Plus un pays est riche, plus la vie y est individualisée. La riche Suisse n’échappe pas à ce schéma. Plus d’un tiers des quatre millions de ménages en Suisse comptent une seule personne. Autrement dit, près de 20% de la population résidante permanente vit dans un ménage solo. Les foyers sans enfants ont plus que doublé depuis 1970. Dans le même temps, les ménages avec une seule âme ont triplé. Cela dit, même si les ménages familiaux avec enfants représentent moins d’un tiers du total, 41% de la population vit dans ce type de foyer. Quant aux ménages monoparentaux, ils représentent 16% de tous les ménages familiaux. Vit-on bien seul? Il apparaît que les personnes vivant en couple, avec ou sans enfants, sont nettement plus satisfaites de leur vie que les personnes seules, ou seules avec un enfant. En 2010, on estimait qu’un mariage sur deux risquait de se terminer par un divorce. Il s’agirait plutôt selon les prédictions actuelles de deux mariages sur cinq. Notons que les femmes subissent plus de violences que les hommes. En 2022, la police a enregistré un total de 42 homicides, dont 25 ont eu lieu dans le cadre domestique. Sur ces 25 personnes décédées, 18 étaient de sexe féminin.
26%
Un pays doté d'une importante population étrangère
En 2022, 26% des résidents et résidentes permanents en Suisse ne possédaient pas un passeport suisse. Mais près d’un cinquième de ces personnes sont nées ici. La même année, la population résidante permanente de quinze ans ou plus se composait même de 40% de personnes issues de la migration. Il faudrait ajouter à ce tableau, unique en Europe – le Luxembourg fait exception à cette règle avec 47% d’étrangers – l’apport du travail des frontaliers, qui dans certaines régions a connu une augmentation spectaculaire. Un exemple: le nombre de frontaliers français. Il est passé de moins de 80'000 personnes avant 2005 à près de 220'000 en 2022.
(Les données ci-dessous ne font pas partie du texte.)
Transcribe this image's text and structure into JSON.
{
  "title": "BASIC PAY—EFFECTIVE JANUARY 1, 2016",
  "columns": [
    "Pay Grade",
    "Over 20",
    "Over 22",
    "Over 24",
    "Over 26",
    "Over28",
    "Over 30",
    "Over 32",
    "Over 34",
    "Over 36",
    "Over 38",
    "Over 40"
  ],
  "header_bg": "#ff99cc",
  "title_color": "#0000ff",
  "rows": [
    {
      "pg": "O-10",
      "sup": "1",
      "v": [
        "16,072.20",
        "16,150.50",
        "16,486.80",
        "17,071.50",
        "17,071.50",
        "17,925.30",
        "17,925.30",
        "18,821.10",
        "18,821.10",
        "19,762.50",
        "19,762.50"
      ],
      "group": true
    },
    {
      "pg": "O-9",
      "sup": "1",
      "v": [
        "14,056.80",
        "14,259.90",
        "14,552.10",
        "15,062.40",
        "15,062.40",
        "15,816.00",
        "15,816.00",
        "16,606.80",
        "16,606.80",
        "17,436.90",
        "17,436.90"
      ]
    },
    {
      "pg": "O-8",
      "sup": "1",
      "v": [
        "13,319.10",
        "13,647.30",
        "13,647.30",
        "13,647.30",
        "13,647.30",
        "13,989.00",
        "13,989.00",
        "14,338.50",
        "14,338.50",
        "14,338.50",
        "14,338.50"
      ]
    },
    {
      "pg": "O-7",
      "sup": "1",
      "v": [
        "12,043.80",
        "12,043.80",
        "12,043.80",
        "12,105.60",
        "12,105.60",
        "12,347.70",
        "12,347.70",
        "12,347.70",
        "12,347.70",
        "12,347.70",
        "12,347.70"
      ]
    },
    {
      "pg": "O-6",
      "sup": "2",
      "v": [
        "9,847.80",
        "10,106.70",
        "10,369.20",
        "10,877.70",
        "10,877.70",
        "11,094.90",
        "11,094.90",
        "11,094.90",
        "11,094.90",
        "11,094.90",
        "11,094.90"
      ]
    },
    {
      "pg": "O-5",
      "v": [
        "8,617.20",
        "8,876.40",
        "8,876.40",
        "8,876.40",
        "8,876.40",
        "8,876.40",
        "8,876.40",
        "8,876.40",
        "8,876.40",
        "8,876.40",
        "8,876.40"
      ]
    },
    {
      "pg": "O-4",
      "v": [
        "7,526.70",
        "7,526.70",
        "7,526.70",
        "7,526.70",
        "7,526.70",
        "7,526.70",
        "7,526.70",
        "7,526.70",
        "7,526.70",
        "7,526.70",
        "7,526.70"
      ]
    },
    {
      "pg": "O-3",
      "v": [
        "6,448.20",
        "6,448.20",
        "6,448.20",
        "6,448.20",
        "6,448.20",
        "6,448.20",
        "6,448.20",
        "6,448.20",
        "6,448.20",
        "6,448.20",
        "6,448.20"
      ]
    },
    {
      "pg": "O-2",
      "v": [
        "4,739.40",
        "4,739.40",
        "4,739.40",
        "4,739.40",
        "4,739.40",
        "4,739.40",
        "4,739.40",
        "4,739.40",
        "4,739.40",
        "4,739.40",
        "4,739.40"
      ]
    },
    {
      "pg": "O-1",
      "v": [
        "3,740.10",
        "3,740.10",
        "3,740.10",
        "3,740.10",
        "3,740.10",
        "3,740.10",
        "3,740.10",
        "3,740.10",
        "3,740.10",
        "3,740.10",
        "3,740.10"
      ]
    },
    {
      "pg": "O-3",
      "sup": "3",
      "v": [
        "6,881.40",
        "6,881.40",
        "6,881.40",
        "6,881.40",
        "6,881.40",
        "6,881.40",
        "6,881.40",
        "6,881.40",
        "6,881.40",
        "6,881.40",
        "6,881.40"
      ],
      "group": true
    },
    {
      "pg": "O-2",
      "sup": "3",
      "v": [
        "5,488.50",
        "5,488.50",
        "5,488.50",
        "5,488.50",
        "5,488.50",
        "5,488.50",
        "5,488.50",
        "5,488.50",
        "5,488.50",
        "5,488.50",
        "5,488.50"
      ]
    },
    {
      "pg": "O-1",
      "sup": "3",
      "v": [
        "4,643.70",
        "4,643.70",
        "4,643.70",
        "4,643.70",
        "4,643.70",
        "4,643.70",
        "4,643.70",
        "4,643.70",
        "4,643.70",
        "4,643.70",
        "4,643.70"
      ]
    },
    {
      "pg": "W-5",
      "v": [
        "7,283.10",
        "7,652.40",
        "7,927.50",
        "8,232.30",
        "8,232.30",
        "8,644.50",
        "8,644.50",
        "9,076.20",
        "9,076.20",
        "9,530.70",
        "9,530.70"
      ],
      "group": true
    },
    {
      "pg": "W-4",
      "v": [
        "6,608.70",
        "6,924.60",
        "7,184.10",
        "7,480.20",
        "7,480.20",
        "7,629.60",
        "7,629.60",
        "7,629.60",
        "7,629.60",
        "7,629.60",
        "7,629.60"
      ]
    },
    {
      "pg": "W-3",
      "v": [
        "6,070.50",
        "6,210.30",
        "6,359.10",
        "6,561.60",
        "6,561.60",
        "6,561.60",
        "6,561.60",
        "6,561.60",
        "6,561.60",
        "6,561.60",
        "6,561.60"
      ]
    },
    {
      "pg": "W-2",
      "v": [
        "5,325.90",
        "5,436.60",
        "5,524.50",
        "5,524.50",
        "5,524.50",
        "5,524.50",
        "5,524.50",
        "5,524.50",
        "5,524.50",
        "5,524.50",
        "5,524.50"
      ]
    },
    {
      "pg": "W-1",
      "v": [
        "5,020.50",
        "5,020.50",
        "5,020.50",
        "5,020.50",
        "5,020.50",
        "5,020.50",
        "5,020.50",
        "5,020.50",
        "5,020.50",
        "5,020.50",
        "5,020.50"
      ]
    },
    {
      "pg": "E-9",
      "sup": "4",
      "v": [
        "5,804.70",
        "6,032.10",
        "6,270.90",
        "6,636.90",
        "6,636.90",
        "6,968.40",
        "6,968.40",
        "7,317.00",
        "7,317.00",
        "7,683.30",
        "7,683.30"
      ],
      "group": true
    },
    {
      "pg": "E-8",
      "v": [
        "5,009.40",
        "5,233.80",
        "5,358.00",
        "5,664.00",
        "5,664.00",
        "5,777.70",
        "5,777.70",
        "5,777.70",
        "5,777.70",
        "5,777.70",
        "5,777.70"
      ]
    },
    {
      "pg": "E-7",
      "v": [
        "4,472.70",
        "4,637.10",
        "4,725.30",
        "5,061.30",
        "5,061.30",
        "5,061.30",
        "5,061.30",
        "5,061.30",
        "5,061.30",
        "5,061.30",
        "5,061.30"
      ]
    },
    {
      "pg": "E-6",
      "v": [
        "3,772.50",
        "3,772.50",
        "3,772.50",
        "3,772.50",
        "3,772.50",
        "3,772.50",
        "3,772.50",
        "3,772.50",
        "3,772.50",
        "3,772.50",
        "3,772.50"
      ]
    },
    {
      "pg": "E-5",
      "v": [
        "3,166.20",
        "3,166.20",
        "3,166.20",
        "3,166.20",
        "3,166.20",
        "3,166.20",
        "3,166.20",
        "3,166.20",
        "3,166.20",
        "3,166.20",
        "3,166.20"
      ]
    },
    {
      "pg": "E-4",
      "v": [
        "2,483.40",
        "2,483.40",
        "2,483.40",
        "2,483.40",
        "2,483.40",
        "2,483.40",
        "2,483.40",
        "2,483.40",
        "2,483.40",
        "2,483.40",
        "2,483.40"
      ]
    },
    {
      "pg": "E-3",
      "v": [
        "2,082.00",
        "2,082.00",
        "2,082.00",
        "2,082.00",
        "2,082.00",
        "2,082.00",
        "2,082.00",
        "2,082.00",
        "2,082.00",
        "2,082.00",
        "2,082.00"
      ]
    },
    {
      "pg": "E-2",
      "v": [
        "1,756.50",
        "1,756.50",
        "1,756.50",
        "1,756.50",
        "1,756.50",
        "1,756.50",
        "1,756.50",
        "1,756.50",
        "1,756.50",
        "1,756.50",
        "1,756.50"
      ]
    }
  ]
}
L’apogée du solde migratoire a eu lieu en 1961, où il s’est élevé à plus de 100’000 personnes. En 2021, celui-ci s'est établi à 61’500 personnes. Ce basculement a eu lieu dès 1999, où la migration internationale est devenue le principal facteur de croissance démographique, dépassant définitivement l’accroissement naturel. Notons aussi qu’en 2020, le pays a compté 61’000 naissances d’enfants suisses contre 24’900 d’enfants étrangers. Les communautés les plus nombreuses dans le pays viennent d’Italie, d’Allemagne et du Portugal. Cela se reflète dans les langues parlées, puisque la proportion de personnes parlant italien (23%) est identique à celle de personnes parlant d’autres langues que les quatre langues nationales. Et l’asile ? En 2022, 24’511 demandes d’asile ont été déposées. Ce qui est proche de la moyenne depuis 25 ans (22'500 requérants). Ces réfugiés sont notamment venus d’Afghanistan, de Turquie, d’Érythrée et de Syrie. Il faut ajouter à ce chiffre environ 66'000 réfugiés ukrainiens qui bénéficiaient fin 2023 d’un statut de protection avec le permis S.
6,6 millions
Un pays très motorisé
L’espérance de vie est le signe d’un pays riche. La mobilité aussi. Les Suisses se déplacent beaucoup. En 2021, ils ont parcouru en moyenne 30 km par personne et par jour à l’intérieur du pays. La plus grande partie des distances quotidiennes parcourues à l’intérieur du pays – 69% en 2021 – l’est en voiture. Les loisirs représentent le principal motif de déplacement, avec une part de 43% des kilomètres franchis. Cela, devant le travail (28%). En 2022, près de 6,6 millions de véhicules routiers à moteur étaient immatriculés en Suisse, dont 4,7 millions de voitures de tourisme et 800’000 motocycles. Depuis 1980, le nombre de voitures de tourisme a plus que doublé, celui des motocycles a presque sextuplé. Les coûts des transports routiers s’élèvent à 76,8 milliards au total. Bien plus que ceux dédiés aux transports ferroviaires (12,1 milliards). En 2022, les routes suisses ont enregistré 18’396 accidents: 241 personnes y ont perdu la vie, 4002 ont été grièvement blessées et 17’896 légèrement. Les transports motorisés consomment majoritairement des énergies fossiles (93% en 2022). En 2021, les transports motorisées ont été responsables de 38% des émissions de CO2 en Suisse (sans compter l’aviation internationale).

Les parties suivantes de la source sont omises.